HC diagnosis and grading were based on the degree of hematuria according to the ECIL guidelines.[3] HC cases were divided into grade I (microscopic hematuria), grade II (gross hematuria), grade III (gross hematuria with a small blood clot), and grade IV (gross hematuria with a large blood clot complicated by urethral obstruction or requiring surgical treatment). Because grade I symptoms are mild, do not require treatment, and do not affect patient prognosis, only patients with grades II to IV HC were included in the study. Grade II was defined as mild, and grades III to IV were defined as severe.

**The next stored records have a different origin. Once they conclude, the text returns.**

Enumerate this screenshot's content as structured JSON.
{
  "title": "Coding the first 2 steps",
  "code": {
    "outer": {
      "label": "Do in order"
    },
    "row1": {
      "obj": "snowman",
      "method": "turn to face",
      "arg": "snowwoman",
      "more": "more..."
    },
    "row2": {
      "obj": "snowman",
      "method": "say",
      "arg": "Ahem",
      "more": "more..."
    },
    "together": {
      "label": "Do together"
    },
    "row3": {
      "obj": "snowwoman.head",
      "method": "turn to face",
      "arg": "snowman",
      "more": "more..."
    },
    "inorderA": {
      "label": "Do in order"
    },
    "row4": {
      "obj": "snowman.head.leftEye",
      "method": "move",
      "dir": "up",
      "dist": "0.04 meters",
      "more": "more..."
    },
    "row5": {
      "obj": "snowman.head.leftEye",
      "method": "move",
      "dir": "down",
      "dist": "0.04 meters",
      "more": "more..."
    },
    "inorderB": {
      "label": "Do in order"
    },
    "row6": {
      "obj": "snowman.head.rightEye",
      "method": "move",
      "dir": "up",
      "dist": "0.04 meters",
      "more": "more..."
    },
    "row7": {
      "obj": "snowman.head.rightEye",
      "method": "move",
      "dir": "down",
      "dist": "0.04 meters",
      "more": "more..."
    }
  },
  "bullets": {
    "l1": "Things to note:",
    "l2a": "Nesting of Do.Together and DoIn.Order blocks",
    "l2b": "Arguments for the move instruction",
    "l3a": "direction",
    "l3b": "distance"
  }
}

HC was treated by hydration, alkalization, continuous bladder irrigation of the indwelling catheter, hyaluronic acid intravesical infusion, and mesenchymal stem cell infusion. If necessary, glucocorticoids were administered. Patients positive for cytomegalovirus (CMV), BKV, Epstein-Barr virus (EBV), or other viruses were administered ganciclovir, sodium phosphonoformate, and cidofovir.

Follow-up

Outpatient and inpatient medical records were retrieved, and patients were followed up by telephone. The follow-up cutoff date was October 1, 2020. Total survival time was defined as the time from stem cell transplantation to the last follow-up or death.

Statistical methods

R software was used to perform propensity score matching at a 1:1 ratio based on the patient's sex, age, and diagnosis. SPSS version 22.0 was used to perform t-test, chi-square test, Kaplan-Meier analysis, and logistic regression analysis to identify independent risk factors of HC. The multivariate analysis included variables with P ≤ .10 in the univariate analysis. P < .05 was considered statistically significant. The effects of HC occurrence on patient survival were analyzed using GraphPad 8. In addition, the correlation between BKV load and HC occurrence was determined according to the area under the receiver operating characteristic curve (ROC) curve.